Research has been done on the types of plant trichomes that different Cajanus species possess. Typically, there are 5 types of trichomes found, where types A, B and E are glandular and types C and D are non glandular. C. scarabaeoides was found to have a greater proportion of type C, short non-glandular, and type B, short glandular, trichomes. It lacks the type A, long glandular, trichomes that cultivated pigeonpea possess. The high density of short, nonglandular and glandular trichomes on C. scarabaeoides act as a barrier against the young larvae of H. armigera. This barrier prevents larvae from feeding on the pods, causing mortality due to starvation before they are able to reach maturity. H. armigera lays 80% of its eggs on the pod surface of Cajanus species, so possessing type C and B trichomes is extremely beneficial in contributing to larval mortality.

=== Chemical mechanisms ===

Other research has been done on the chemical components extracted from the pod surface of C. scarabaeoides and compared with that of cultivated pigeonpea. The β-carophyllene and guaiene that is emitted from cultivated pigeonpea, which attracts H. armigera, was found to be absent in C. scarabaeoides. Acetone that was extracted from the pod surface of pigeonpea was found to stimulate larval feeding, where in C. scarabaeoides the extracts did not possess this characteristic. The water extracted from the pods of both pigeonpea and C. scarabaeoides showed greater antifeedant activity in that of C. scarabaeoides. For scientists and breeders, being able to identify feeding stimulants associated with host plants and related insect pests allows for the selection of less susceptible genotypes during hybridization

=== Economic implications ===

H. armigera is the most damaging insect pest to pigeonpea cultivars, causing annual yield losses of more than $300 million globally. A study in India in 1992-93 and 1997-98 showed an average yield loss from H. armigera as high as 90-100%. For what is typically a low value and easy to manage crop, identifying resistant cultivars and their genotypic traits can bring significant economic benefits for poor, subsistence farmers [10].

== Nutritional information ==

Similar to the cultivated types, C. scarabaeoides is rich in protein and essential amino acids. The seed protein content can range from 17.8-27%, typically being in the upper portion of the range, where cultivated types typically only have around 20% protein content. C. scarabaeoides leaves are also rich in protein, around 13%. This allows farmers to make greater use of the whole crop, as both the seeds and leaves can be eaten for their protein. Additionally, C. scarabaeoides is rich in the amino acids methionine and cysteine, around 3% of protein compared to only 2% in cultivated pigeonpea. These sulfur-based amino acids play an essential role in building the protein structures within this crop.

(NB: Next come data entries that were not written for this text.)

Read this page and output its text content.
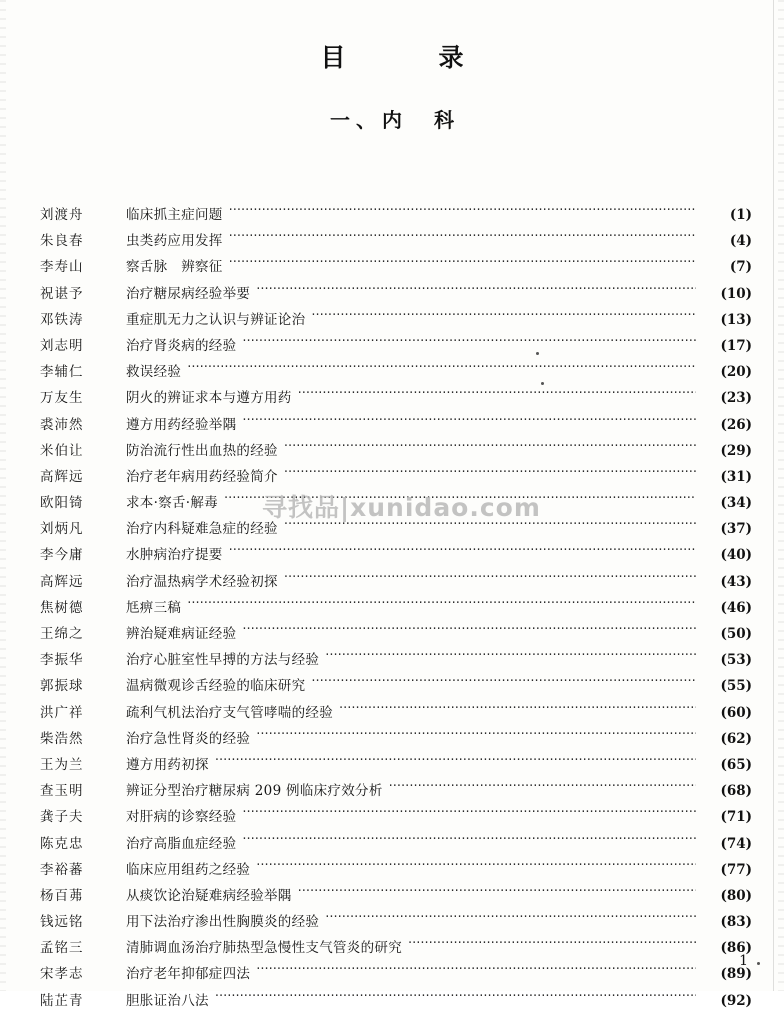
目　录
一、内　科
刘渡舟	临床抓主症问题 ·····	(1)
朱良春	虫类药应用发挥 ·····	(4)
李寿山	察舌脉　辨察征 ·····	(7)
祝谌予	治疗糖尿病经验举要 ·····	(10)
邓铁涛	重症肌无力之认识与辨证论治 ·····	(13)
刘志明	治疗肾炎病的经验 ·····	(17)
李辅仁	救误经验 ·····	(20)
万友生	阴火的辨证求本与遵方用药 ·····	(23)
裘沛然	遵方用药经验举隅 ·····	(26)
米伯让	防治流行性出血热的经验 ·····	(29)
高辉远	治疗老年病用药经验简介 ·····	(31)
欧阳锜	求本·察舌·解毒 ·····	(34)
刘炳凡	治疗内科疑难急症的经验 ·····	(37)
李今庸	水肿病治疗提要 ·····	(40)
高辉远	治疗温热病学术经验初探 ·····	(43)
焦树德	尪痹三稿 ·····	(46)
王绵之	辨治疑难病证经验 ·····	(50)
李振华	治疗心脏室性早搏的方法与经验 ·····	(53)
郭振球	温病微观诊舌经验的临床研究 ·····	(55)
洪广祥	疏利气机法治疗支气管哮喘的经验 ·····	(60)
柴浩然	治疗急性肾炎的经验 ·····	(62)
王为兰	遵方用药初探 ·····	(65)
查玉明	辨证分型治疗糖尿病 209 例临床疗效分析 ·····	(68)
龚子夫	对肝病的诊察经验 ·····	(71)
陈克忠	治疗高脂血症经验 ·····	(74)
李裕蕃	临床应用组药之经验 ·····	(77)
杨百茀	从痰饮论治疑难病经验举隅 ·····	(80)
钱远铭	用下法治疗渗出性胸膜炎的经验 ·····	(83)
孟铭三	清肺调血汤治疗肺热型急慢性支气管炎的研究 ·····	(86)
宋孝志	治疗老年抑郁症四法 ·····	(89)
陆芷青	胆胀证治八法 ·····	(92)
寻找品|xunidao.com
1
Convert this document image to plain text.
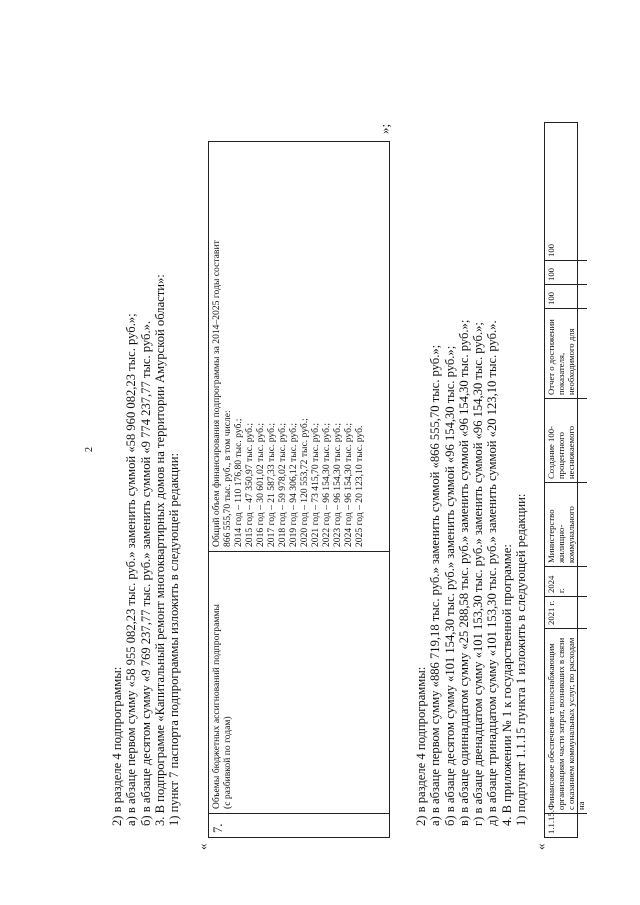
2
2) в разделе 4 подпрограммы: а) в абзаце первом сумму «58 955 082,23 тыс. руб.» заменить суммой «58 960 082,23 тыс. руб.»; б) в абзаце десятом сумму «9 769 237,77 тыс. руб.» заменить суммой «9 774 237,77 тыс. руб.». 3. В подпрограмме «Капитальный ремонт многоквартирных домов на территории Амурской области»: 1) пункт 7 паспорта подпрограммы изложить в следующей редакции:
«
7.
Объемы бюджетных ассигнований подпрограммы (с разбивкой по годам)
Общий объем финансирования подпрограммы за 2014–2025 годы составит 866 555,70 тыс. руб., в том числе: 2014 год – 110 176,80 тыс. руб.; 2015 год – 47 350,97 тыс. руб.; 2016 год – 30 601,02 тыс. руб.; 2017 год – 21 587,33 тыс. руб.; 2018 год – 59 978,02 тыс. руб.; 2019 год – 94 306,12 тыс. руб.; 2020 год – 120 553,72 тыс. руб.; 2021 год – 73 415,70 тыс. руб.; 2022 год – 96 154,30 тыс. руб.; 2023 год – 96 154,30 тыс. руб.; 2024 год – 96 154,30 тыс. руб.; 2025 год – 20 123,10 тыс. руб.
»;
2) в разделе 4 подпрограммы: а) в абзаце первом сумму «886 719,18 тыс. руб.» заменить суммой «866 555,70 тыс. руб.»; б) в абзаце десятом сумму «101 154,30 тыс. руб.» заменить суммой «96 154,30 тыс. руб.»; в) в абзаце одиннадцатом сумму «25 288,58 тыс. руб.» заменить суммой «96 154,30 тыс. руб.»; г) в абзаце двенадцатом сумму «101 153,30 тыс. руб.» заменить суммой «96 154,30 тыс. руб.»; д) в абзаце тринадцатом сумму «101 153,30 тыс. руб.» заменить суммой «20 123,10 тыс. руб.». 4. В приложении № 1 к государственной программе: 1) подпункт 1.1.15 пункта 1 изложить в следующей редакции:
«
1.1.15.
Финансовое обеспечение теплоснабжающим организациям части затрат, возникших в связи с оказанием коммунальных услуг, по расходам на
2021 г.
2024 г.
Министерство жилищно-коммунального
Создание 100-процентного неснижаемого
Отчет о достижении показателя, необходимого для
100
100
100
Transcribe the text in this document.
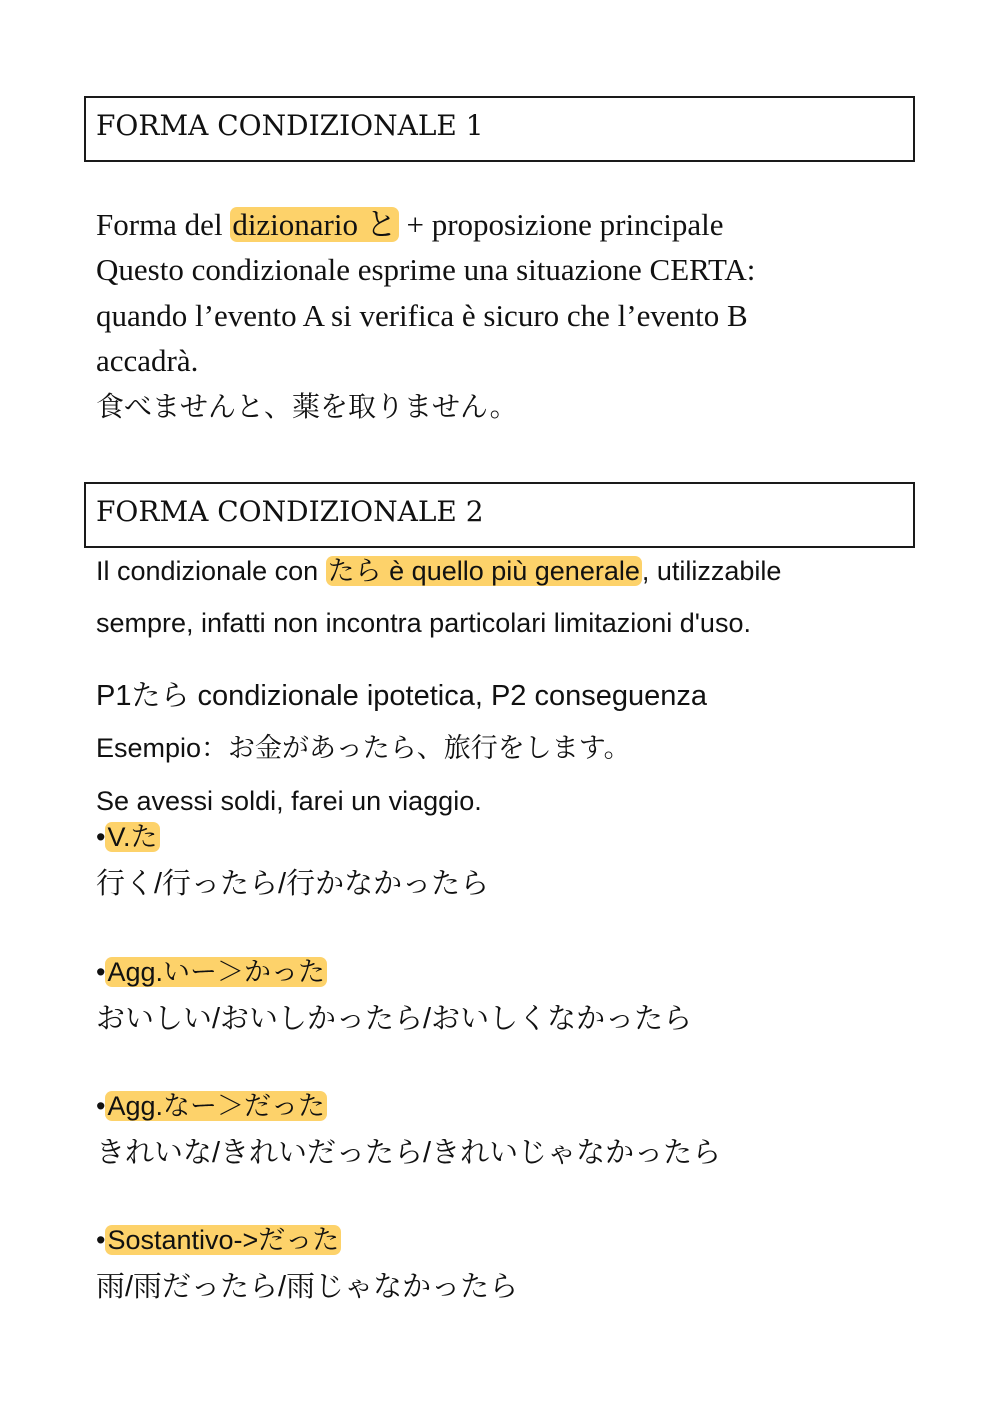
FORMA CONDIZIONALE 1
Forma del dizionario と + proposizione principale
Questo condizionale esprime una situazione CERTA:
quando l’evento A si verifica è sicuro che l’evento B
accadrà.
食べませんと、薬を取りません。
FORMA CONDIZIONALE 2
Il condizionale con たら è quello più generale, utilizzabile
sempre, infatti non incontra particolari limitazioni d'uso.
P1たら condizionale ipotetica, P2 conseguenza
Esempio：お金があったら、旅行をします。
Se avessi soldi, farei un viaggio.
•V.た
行く/行ったら/行かなかったら
•Agg.いー＞かった
おいしい/おいしかったら/おいしくなかったら
•Agg.なー＞だった
きれいな/きれいだったら/きれいじゃなかったら
•Sostantivo->だった
雨/雨だったら/雨じゃなかったら
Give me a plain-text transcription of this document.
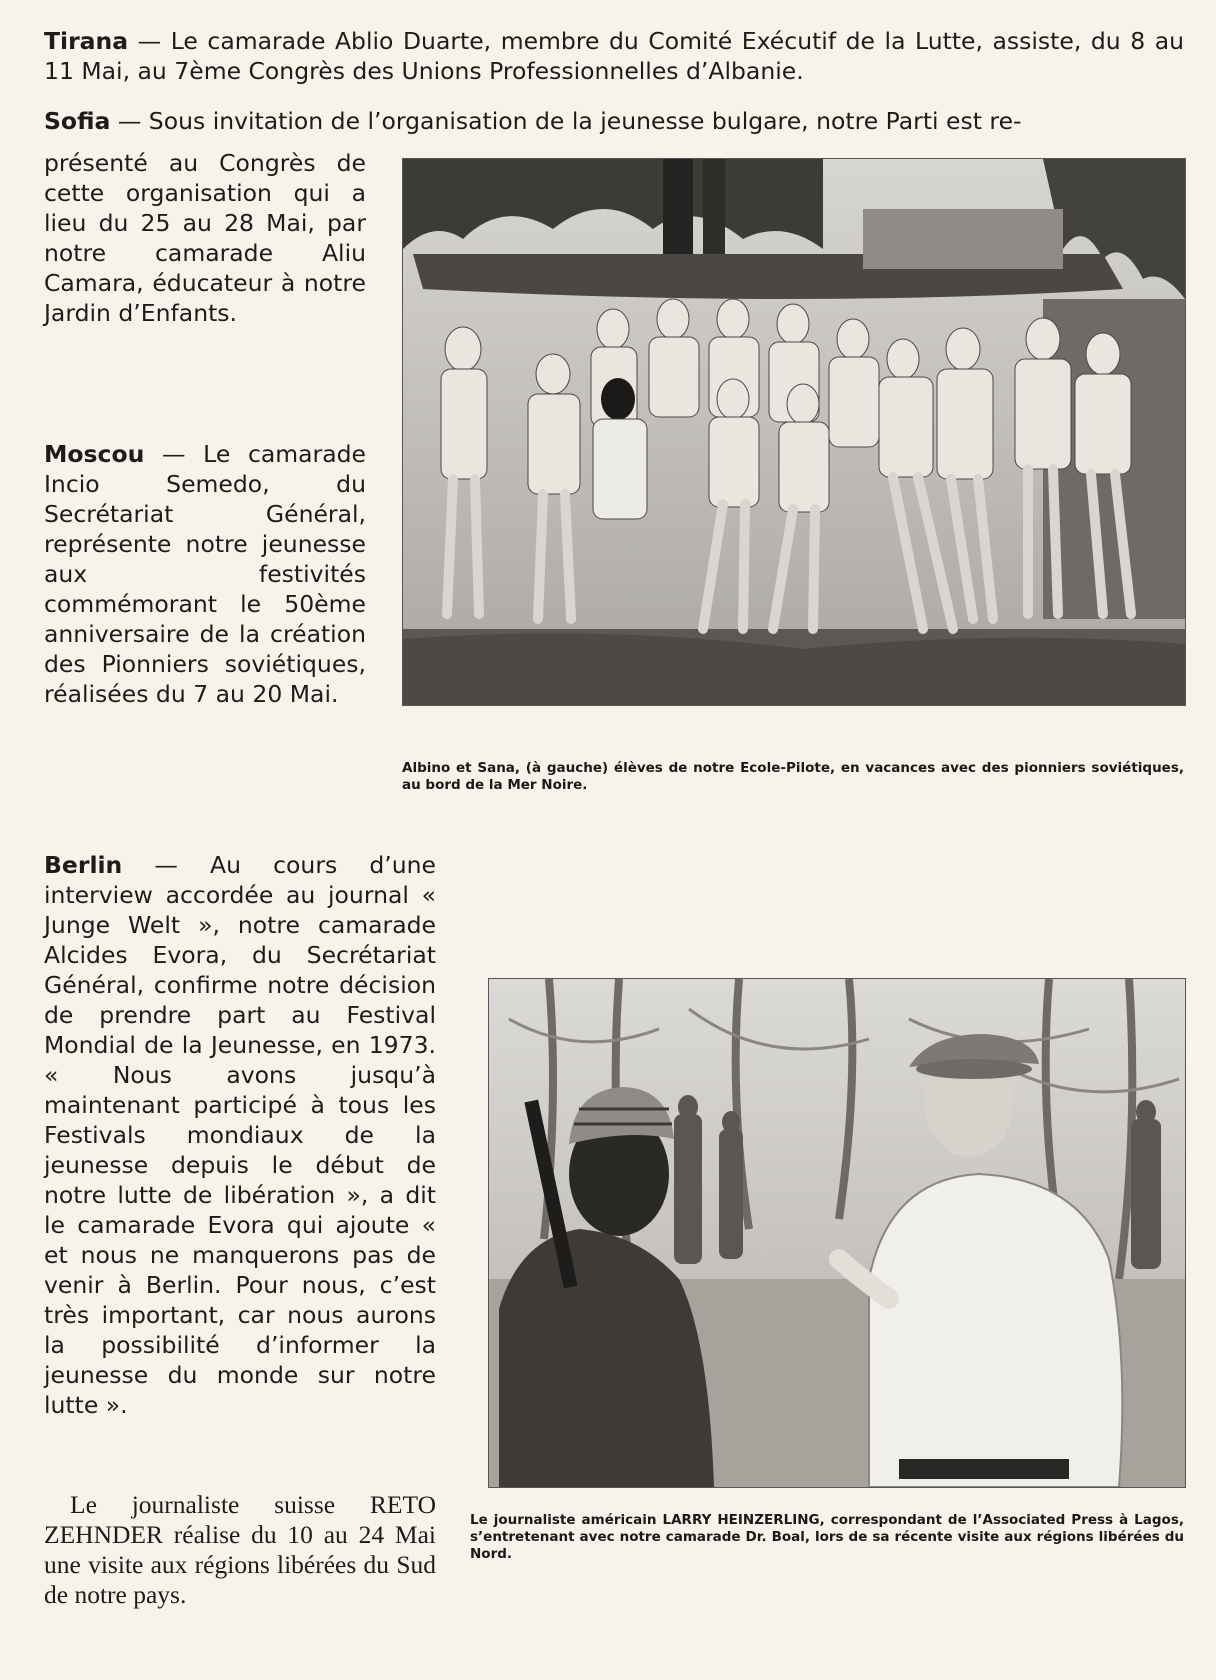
Tirana — Le camarade Ablio Duarte, membre du Comité Exécutif de la Lutte, assiste, du 8 au 11 Mai, au 7ème Congrès des Unions Professionnelles d’Albanie.

Sofia — Sous invitation de l’organisation de la jeunesse bulgare, notre Parti est re-

présenté au Congrès de cette organisation qui a lieu du 25 au 28 Mai, par notre camarade Aliu Camara, éducateur à notre Jardin d’Enfants.

Moscou — Le camarade Incio Semedo, du Secrétariat Général, représente notre jeunesse aux festivités commémorant le 50ème anniversaire de la création des Pionniers soviétiques, réalisées du 7 au 20 Mai.

Albino et Sana, (à gauche) élèves de notre Ecole-Pilote, en vacances avec des pionniers soviétiques, au bord de la Mer Noire.

Berlin — Au cours d’une interview accordée au journal « Junge Welt », notre camarade Alcides Evora, du Secrétariat Général, confirme notre décision de prendre part au Festival Mondial de la Jeunesse, en 1973. « Nous avons jusqu’à maintenant participé à tous les Festivals mondiaux de la jeunesse depuis le début de notre lutte de libération », a dit le camarade Evora qui ajoute « et nous ne manquerons pas de venir à Berlin. Pour nous, c’est très important, car nous aurons la possibilité d’informer la jeunesse du monde sur notre lutte ».

Le journaliste suisse RETO ZEHNDER réalise du 10 au 24 Mai une visite aux régions libérées du Sud de notre pays.

Le journaliste américain LARRY HEINZERLING, correspondant de l’Associated Press à Lagos, s’entretenant avec notre camarade Dr. Boal, lors de sa récente visite aux régions libérées du Nord.
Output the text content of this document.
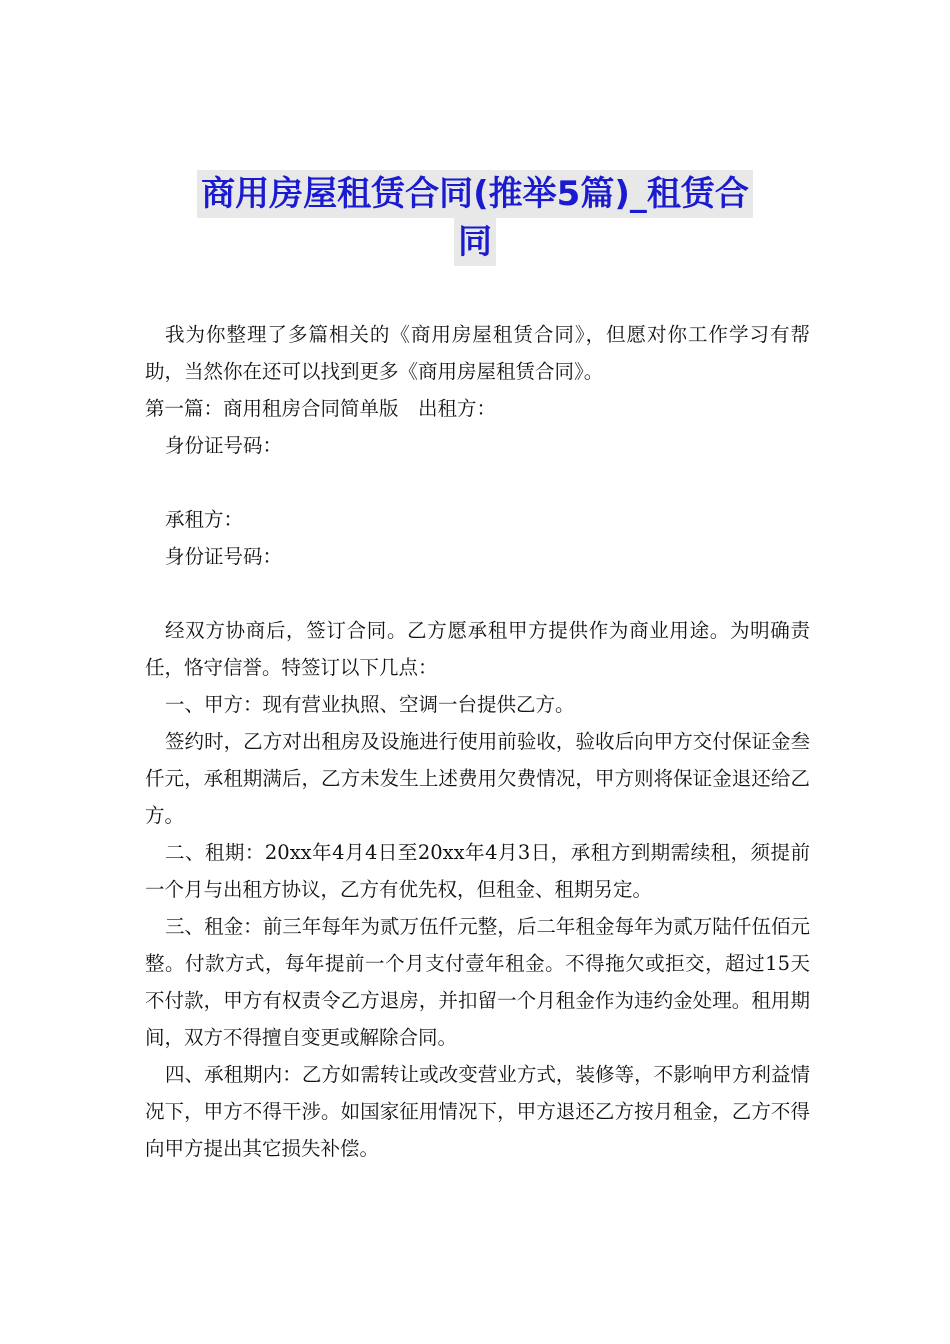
商用房屋租赁合同(推举5篇)_租赁合
同

我为你整理了多篇相关的《商用房屋租赁合同》，但愿对你工作学习有帮助，当然你在还可以找到更多《商用房屋租赁合同》。

第一篇：商用租房合同简单版　出租方：

身份证号码：

承租方：

身份证号码：

经双方协商后，签订合同。乙方愿承租甲方提供作为商业用途。为明确责任，恪守信誉。特签订以下几点：

一、甲方：现有营业执照、空调一台提供乙方。

签约时，乙方对出租房及设施进行使用前验收，验收后向甲方交付保证金叁仟元，承租期满后，乙方未发生上述费用欠费情况，甲方则将保证金退还给乙方。

二、租期：20xx年4月4日至20xx年4月3日，承租方到期需续租，须提前一个月与出租方协议，乙方有优先权，但租金、租期另定。

三、租金：前三年每年为贰万伍仟元整，后二年租金每年为贰万陆仟伍佰元整。付款方式，每年提前一个月支付壹年租金。不得拖欠或拒交，超过15天不付款，甲方有权责令乙方退房，并扣留一个月租金作为违约金处理。租用期间，双方不得擅自变更或解除合同。

四、承租期内：乙方如需转让或改变营业方式，装修等，不影响甲方利益情况下，甲方不得干涉。如国家征用情况下，甲方退还乙方按月租金，乙方不得向甲方提出其它损失补偿。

The sugar content in the pods of C. scarabaeoides was found to be much lower than that of cultivated species. Furthermore, the pods of C. scarabaeoides were also shown to have higher levels of condensed tannins. Studies suggest that these two mechanisms could be possible factors that limit the larval feeding and the growing ability of H.armigera, respectively. These beneficial traits can be used by breeders to cross into cultivated types to improve insect pest resilience on pigeonpea.

== Genetic stocks ==
ICRISAT currently maintains 213 accessions of 19 Cajanus species that represent a total of 9 countries. C. scarabaeoides comprises one of the largest collections at the gene bank, with a total of 102 accessions. By selecting for specific genetic traits in the wild species and incorporating these genes into the cultivated relatives, improved characteristics such as pest resistance and drought tolerance can improve the overall productivity and production of the crop. Improving the diversity of traits in Cajanus species can be favourable to farmers who face challenges of drought and have crops susceptible to pests.